Schwerpunkt 25. Februar 2022, von Rita Gianelli

Das tägliche Abenteuer auf Schusters Rappen

Heimweg

Am liebsten macht er sich mit seinem Bruder Felix auf den Heimweg. Und wenn Markus Widmer allein unterwegs ist, vergisst er oft die Zeit. Denn der Weg steckt voller Überraschungen.

Die Kirchenglocken läuten. Kinder rennen an Markus Widmer vorbei zu ihren wartenden Müttern. Markus geht entlang des Dorfbachs in Richtung Bleiche, wo er sich von seinem Freund verabschiedet, der sein Zuhause nun bereits erreicht hat. Er verlässt die Strasse und folgt weiter dem Bach, direkt in den noch kahlen Wald. «Das ist spannender», sagt er, «und eine Abkürzung.»

Wenn Markus Widmer der Hunger plagt, schafft er seinen Heimweg in einer halben Stunde. Meist ist er aber eine Stunde nach Schulschluss um halb zwölf noch unterwegs. Ein­mal, beginnt er über den Waldboden stapfend zu erzählen, habe er beobachten können, wie ein Helikopter Gerätschaften und Seilbahnteile der Niederurnen-Morgenholz-Seilbahn transportiert habe. Der Heli habe bei der Revision der Luftseilbahn geholfen, sagt er und bleibt stehen. Mit seinen übergrossen Handschuhen klaubt er einen Zweig aus dem Gehölz. «Da hinten.» Er deutet mit seinem Zweig über den Bach und schiebt sich die Mütze aus dem Gesicht. «Siehst du das gelbe Haus? Das ist das Maschinenhaus. Wenn sie drinnen einschalten, kommt unten Wasser raus.»

Markus Widmer, 10

Er wohnt auf einem Bauernhof bei Niederurnen GL. Die Sommerferien ver­bringt er meist auf der Alp.

Markus kniet jetzt gefährlich nahe am hohen Bachufer. «Da unten gibt es eine Entenschule.» Für Markus sind die Entlein die Schüler, die Entenmutter ist die Lehrerin. Dann marschiert er weiter, hoch über den terrassierten Waldweg, vorbei an einer in den Boden gesteckten Hinweistafel mit der Aufschrift «Bitte lass mich stehen, so kann sich beim Vorübergehen mancher an mir erfreuen». Markus glaubt, dass da einmal ein Rosenstock stand.

Pause über dem Dorf

Der Bach liegt hinter ihm, jetzt ist es still im Wald. Am Himmel kreist ein Rotmilan. Manchmal findet Markus eine Feder. Das letzte Drittel des We­ges geht er nun die Strasse entlang. «Hoi!», ruft er talwärts einem älteren Ehepaar zu. Es winkt zurück. Am Strassenrand, in der letzten Kur­ve des Heimwegs, stehen zwei Sitzbänke. Hier setzt sich Markus zuweilen hin und lässt den Blick über das Dorf gleiten. Mit seinem Hund Rambo ist er auch schon hierherspaziert. «Mein Lieblingsplatz. Hier hast du die beste Aussicht.»
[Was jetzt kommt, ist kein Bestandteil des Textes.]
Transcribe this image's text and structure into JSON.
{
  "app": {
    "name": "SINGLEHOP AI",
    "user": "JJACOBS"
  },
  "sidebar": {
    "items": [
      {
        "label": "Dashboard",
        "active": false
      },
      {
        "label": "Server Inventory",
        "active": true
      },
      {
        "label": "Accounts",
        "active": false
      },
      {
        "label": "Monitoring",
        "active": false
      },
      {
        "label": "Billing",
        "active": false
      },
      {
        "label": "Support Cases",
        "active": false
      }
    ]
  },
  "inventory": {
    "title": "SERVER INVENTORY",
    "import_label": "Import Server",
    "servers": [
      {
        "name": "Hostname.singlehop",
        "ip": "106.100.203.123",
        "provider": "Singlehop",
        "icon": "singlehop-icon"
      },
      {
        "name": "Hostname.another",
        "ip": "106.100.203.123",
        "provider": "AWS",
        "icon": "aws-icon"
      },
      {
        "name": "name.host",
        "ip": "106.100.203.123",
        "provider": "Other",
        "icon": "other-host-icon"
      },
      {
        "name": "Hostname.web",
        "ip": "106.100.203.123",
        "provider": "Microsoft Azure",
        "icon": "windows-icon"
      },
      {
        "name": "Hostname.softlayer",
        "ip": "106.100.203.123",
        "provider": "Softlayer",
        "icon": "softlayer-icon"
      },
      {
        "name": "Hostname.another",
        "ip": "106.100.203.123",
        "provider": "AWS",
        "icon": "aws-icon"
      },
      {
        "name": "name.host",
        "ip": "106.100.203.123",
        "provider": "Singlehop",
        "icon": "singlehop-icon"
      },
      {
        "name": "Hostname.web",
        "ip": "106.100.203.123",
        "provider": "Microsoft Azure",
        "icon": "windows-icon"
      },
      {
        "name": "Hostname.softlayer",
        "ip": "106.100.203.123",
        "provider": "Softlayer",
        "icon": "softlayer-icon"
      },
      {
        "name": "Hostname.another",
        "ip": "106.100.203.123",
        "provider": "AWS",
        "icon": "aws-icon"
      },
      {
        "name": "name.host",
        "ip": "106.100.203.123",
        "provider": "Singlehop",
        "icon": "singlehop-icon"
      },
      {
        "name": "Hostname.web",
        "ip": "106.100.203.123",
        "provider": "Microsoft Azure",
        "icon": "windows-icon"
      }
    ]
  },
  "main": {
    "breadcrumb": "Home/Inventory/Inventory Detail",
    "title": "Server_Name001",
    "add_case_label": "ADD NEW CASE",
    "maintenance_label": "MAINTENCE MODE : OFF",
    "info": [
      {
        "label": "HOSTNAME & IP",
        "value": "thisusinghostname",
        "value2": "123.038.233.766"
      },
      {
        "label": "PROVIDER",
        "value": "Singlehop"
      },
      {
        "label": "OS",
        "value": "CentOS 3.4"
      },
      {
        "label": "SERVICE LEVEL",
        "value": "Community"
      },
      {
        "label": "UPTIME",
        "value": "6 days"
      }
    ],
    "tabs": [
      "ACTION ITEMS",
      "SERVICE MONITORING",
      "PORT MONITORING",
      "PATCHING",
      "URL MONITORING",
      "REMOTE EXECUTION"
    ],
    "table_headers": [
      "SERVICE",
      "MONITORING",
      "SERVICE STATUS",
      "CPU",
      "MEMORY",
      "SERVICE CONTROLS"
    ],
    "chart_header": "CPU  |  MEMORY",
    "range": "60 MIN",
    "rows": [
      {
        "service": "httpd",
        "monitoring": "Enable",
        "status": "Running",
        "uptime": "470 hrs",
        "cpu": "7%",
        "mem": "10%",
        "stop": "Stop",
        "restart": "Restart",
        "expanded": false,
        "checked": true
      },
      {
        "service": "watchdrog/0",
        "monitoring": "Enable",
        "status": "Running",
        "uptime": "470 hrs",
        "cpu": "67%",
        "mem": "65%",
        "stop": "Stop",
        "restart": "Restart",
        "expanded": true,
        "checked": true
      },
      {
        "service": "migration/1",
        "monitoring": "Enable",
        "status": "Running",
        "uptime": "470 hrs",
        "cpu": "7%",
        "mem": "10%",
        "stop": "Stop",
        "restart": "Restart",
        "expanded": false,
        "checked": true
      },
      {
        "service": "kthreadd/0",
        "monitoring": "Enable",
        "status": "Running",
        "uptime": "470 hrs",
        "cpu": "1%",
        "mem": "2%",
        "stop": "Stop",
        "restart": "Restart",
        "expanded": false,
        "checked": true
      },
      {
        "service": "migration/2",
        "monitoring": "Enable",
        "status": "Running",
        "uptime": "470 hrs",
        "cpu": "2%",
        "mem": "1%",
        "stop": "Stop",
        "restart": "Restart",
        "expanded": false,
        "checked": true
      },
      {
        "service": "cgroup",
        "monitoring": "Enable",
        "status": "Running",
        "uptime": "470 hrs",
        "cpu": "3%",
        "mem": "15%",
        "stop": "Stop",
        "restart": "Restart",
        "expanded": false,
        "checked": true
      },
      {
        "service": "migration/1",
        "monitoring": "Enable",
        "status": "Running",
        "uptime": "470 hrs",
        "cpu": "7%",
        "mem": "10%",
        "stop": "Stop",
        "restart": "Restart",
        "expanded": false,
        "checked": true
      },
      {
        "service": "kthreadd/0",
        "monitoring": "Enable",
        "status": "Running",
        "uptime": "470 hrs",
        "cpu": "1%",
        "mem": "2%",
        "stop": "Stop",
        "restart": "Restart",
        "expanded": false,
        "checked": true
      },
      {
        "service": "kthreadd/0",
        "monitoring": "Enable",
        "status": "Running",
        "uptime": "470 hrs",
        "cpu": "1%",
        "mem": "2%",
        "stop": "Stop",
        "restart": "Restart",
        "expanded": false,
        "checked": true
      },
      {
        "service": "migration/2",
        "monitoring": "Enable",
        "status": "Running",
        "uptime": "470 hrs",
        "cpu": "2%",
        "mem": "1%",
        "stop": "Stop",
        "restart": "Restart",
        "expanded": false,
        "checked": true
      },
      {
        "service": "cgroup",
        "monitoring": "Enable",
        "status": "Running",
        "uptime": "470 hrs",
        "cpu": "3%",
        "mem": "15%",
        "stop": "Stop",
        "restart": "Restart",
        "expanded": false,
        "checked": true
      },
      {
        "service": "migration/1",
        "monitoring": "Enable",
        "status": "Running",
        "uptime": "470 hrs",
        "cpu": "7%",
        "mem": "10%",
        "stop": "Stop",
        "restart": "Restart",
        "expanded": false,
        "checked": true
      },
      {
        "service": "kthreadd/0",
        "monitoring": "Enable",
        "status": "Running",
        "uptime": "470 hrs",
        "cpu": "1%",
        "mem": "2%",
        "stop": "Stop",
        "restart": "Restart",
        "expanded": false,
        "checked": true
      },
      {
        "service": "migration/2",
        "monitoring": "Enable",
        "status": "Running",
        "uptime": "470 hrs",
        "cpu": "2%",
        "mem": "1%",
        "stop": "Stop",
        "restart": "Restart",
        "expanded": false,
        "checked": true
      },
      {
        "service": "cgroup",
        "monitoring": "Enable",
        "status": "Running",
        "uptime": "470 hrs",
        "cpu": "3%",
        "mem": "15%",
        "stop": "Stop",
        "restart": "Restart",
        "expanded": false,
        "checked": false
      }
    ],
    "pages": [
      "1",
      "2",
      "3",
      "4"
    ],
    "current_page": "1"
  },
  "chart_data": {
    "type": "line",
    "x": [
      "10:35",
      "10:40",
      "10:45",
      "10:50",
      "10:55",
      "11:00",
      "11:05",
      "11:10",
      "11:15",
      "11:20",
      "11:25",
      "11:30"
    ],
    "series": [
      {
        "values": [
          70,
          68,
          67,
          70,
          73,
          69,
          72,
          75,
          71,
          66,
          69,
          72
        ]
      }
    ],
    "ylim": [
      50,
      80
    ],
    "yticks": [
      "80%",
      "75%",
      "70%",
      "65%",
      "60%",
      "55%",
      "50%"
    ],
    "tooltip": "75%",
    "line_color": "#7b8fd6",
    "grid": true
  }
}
Er zeigt auf das Altersheim, die Autobahn, den Dorfladen, die Kirche und den Walensee, der durch den Dunst schwach zu erkennen ist. Links liegt das Schlössli. Früher nahm er oft die Abkürzung über die Schlössliwiese. «Das geht schnel­ler als durch den Wald.» Aber seit der Wolf dort gesichtet wurde, hat es ihm die Mutter verboten.

Es ist halb eins, als Markus die Treppe vor seinem Haus hochsteigt. Seine Mittagspause ist kurz. In einer halben Stunde muss er wieder auf den Weg. «Runter gehts schneller», sagt er und zieht die Stiefel aus. Wenn er Glück hat, nimmt ihn auf dem Heimweg am Abend jemand im Auto mit. Wenn nicht, warten neue Abenteuer auf ihn.